Je le dévisage d'un œil mauvais en passant une main sur mon cou. Je ressens encore une vive douleur, comme si l'étau qui me comprimait n'avait pas disparu. Le souffle me manque. Pourtant, je ne laisse rien paraître.

À trop penser aux autres, on finit par s'oublier. À trop traîner parmi les prédateurs, on apprend à ne plus devenir la proie.

Puisque je ne dois en aucun cas lui montrer ma peur, je la cache derrière une colère feinte. J'imagine qu'à force de me voir opposer une résistance, il lâchera l'affaire, son instinct de domination ne tirant aucune satisfaction de ces gestes violents. Il veut que je crie, que je me débatte, que je pleure et que je le supplie.

Aucune chance.

Je me dirige d'un pas rapide vers ma chambre pour mettre la main sur un foulard. Après en avoir passé un rouge autour de mon cou, je ferme la porte derrière moi. Il ne manquerait que quelqu'un s'aperçoive que les deux chambres sont occupées ! Heureusement, Paul et Géraldine se sont assurés que nous puissions garder chacun un espace privé. Je n'ai donc pas à partager le lit de ce malade qui ne pense qu'à écraser des gorges et boire du café.

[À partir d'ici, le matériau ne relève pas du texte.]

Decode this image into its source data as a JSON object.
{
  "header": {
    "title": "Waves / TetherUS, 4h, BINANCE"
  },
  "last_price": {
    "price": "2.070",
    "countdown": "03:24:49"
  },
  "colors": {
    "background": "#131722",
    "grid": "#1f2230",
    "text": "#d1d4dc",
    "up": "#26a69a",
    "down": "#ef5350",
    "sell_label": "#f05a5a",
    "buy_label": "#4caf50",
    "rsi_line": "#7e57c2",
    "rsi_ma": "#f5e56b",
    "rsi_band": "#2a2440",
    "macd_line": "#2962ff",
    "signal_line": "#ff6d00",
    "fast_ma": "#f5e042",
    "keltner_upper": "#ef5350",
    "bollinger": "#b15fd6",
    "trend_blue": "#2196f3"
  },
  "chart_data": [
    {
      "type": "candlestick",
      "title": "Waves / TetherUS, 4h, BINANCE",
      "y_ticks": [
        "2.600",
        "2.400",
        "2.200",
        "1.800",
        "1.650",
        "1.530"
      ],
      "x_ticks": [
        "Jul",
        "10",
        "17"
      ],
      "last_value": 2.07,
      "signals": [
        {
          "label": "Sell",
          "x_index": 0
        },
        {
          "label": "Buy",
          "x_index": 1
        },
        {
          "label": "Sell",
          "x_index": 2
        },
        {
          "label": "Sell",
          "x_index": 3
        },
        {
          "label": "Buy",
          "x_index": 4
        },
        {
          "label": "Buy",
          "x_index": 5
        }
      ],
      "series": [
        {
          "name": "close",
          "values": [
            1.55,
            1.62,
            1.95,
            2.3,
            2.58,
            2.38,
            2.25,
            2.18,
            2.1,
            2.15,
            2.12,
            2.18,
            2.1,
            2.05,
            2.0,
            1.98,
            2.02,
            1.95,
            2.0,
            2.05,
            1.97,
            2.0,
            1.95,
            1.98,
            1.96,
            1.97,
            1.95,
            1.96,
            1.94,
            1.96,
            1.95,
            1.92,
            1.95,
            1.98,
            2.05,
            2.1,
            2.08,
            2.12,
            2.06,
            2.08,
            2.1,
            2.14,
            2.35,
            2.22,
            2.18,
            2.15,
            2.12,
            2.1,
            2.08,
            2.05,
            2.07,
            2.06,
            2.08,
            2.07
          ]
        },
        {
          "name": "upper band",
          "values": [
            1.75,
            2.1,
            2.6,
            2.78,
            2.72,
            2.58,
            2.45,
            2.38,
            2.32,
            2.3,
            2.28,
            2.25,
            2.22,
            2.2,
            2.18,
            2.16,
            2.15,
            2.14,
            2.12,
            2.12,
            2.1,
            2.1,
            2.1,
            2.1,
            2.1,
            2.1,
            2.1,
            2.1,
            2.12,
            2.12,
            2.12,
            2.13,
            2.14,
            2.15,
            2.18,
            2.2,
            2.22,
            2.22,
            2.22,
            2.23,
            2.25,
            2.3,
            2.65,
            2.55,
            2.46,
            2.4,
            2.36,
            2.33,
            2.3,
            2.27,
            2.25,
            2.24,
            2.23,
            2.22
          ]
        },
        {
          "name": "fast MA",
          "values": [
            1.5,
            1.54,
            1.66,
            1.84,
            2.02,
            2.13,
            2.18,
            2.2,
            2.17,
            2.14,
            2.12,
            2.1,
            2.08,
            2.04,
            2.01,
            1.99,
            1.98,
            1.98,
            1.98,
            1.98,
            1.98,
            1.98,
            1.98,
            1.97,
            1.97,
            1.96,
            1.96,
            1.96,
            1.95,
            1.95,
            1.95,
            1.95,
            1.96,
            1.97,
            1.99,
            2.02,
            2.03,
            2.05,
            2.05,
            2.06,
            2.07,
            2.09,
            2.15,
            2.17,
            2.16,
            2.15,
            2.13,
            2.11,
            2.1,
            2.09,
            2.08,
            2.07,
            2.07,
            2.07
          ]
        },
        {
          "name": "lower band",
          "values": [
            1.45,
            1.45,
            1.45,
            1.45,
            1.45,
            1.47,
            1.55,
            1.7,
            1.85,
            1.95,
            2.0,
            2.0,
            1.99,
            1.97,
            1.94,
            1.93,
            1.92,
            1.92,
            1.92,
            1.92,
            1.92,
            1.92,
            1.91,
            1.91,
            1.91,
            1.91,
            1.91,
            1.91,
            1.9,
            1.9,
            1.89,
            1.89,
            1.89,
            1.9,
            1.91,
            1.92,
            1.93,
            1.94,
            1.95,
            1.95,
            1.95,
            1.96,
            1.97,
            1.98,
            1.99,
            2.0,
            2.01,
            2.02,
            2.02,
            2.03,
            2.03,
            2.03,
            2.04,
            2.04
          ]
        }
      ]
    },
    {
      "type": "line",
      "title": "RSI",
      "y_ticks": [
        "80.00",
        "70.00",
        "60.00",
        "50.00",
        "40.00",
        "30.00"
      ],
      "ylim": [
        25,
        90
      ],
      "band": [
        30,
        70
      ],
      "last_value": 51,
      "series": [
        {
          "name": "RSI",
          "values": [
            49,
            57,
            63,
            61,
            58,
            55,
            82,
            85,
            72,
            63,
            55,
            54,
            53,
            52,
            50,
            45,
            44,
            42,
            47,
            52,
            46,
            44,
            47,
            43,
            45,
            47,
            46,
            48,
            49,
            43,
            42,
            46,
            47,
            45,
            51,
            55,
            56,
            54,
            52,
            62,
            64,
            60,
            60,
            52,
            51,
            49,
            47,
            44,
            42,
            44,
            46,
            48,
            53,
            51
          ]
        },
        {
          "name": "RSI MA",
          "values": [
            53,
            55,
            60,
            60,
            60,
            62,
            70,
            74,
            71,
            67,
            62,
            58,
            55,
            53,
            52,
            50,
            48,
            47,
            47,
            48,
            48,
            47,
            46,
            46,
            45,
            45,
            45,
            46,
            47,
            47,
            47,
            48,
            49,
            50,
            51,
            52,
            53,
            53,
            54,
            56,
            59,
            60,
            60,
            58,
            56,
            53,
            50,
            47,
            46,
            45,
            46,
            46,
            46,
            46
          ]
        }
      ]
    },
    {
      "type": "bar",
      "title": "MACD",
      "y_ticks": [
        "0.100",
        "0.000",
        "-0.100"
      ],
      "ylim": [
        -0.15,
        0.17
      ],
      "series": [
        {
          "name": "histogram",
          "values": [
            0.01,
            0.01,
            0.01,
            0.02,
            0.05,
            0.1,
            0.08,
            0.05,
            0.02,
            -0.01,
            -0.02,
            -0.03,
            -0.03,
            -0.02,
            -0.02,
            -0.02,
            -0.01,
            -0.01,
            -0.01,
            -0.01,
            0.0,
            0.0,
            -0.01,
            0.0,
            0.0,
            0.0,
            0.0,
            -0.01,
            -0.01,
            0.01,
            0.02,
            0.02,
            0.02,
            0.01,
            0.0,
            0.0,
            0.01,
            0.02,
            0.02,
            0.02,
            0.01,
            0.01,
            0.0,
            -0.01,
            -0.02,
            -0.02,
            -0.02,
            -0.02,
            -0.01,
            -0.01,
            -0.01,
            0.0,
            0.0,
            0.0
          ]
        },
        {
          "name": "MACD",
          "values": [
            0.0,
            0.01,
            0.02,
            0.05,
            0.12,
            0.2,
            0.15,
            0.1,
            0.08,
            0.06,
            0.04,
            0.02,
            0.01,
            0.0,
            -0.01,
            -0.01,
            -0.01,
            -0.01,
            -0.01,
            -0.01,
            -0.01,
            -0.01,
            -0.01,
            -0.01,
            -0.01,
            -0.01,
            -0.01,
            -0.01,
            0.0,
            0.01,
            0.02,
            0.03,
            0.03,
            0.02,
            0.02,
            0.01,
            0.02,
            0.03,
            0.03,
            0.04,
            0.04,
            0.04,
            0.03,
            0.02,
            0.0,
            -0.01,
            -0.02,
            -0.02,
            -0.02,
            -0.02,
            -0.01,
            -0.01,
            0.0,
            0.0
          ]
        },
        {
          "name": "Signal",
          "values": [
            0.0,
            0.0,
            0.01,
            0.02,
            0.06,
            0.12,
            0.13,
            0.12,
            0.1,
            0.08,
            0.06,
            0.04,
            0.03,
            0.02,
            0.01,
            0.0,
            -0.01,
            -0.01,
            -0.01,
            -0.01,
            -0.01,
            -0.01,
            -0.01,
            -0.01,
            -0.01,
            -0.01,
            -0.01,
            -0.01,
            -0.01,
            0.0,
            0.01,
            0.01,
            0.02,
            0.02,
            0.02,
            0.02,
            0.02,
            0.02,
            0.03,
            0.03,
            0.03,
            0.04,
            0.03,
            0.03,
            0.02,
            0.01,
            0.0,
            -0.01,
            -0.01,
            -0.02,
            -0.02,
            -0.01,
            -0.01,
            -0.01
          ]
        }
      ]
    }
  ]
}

Erik m'attend dans le couloir, près des escaliers. J'ignore pourquoi, et je m'en moque pas mal. Quand je le dépasse, pas un seul mot ne sort de sa bouche. Pas une parole d'excuse, pas un regard empli de regrets. En même temps, à quoi m'attendais-je ? On ne se passionne pas pour les meurtres quand une infime étincelle d'humanité brille encore dans notre être. Au fil du temps, en accumulant les crimes, il est certainement devenu une bête, pas plus capable de discernement qu'un animal sauvage.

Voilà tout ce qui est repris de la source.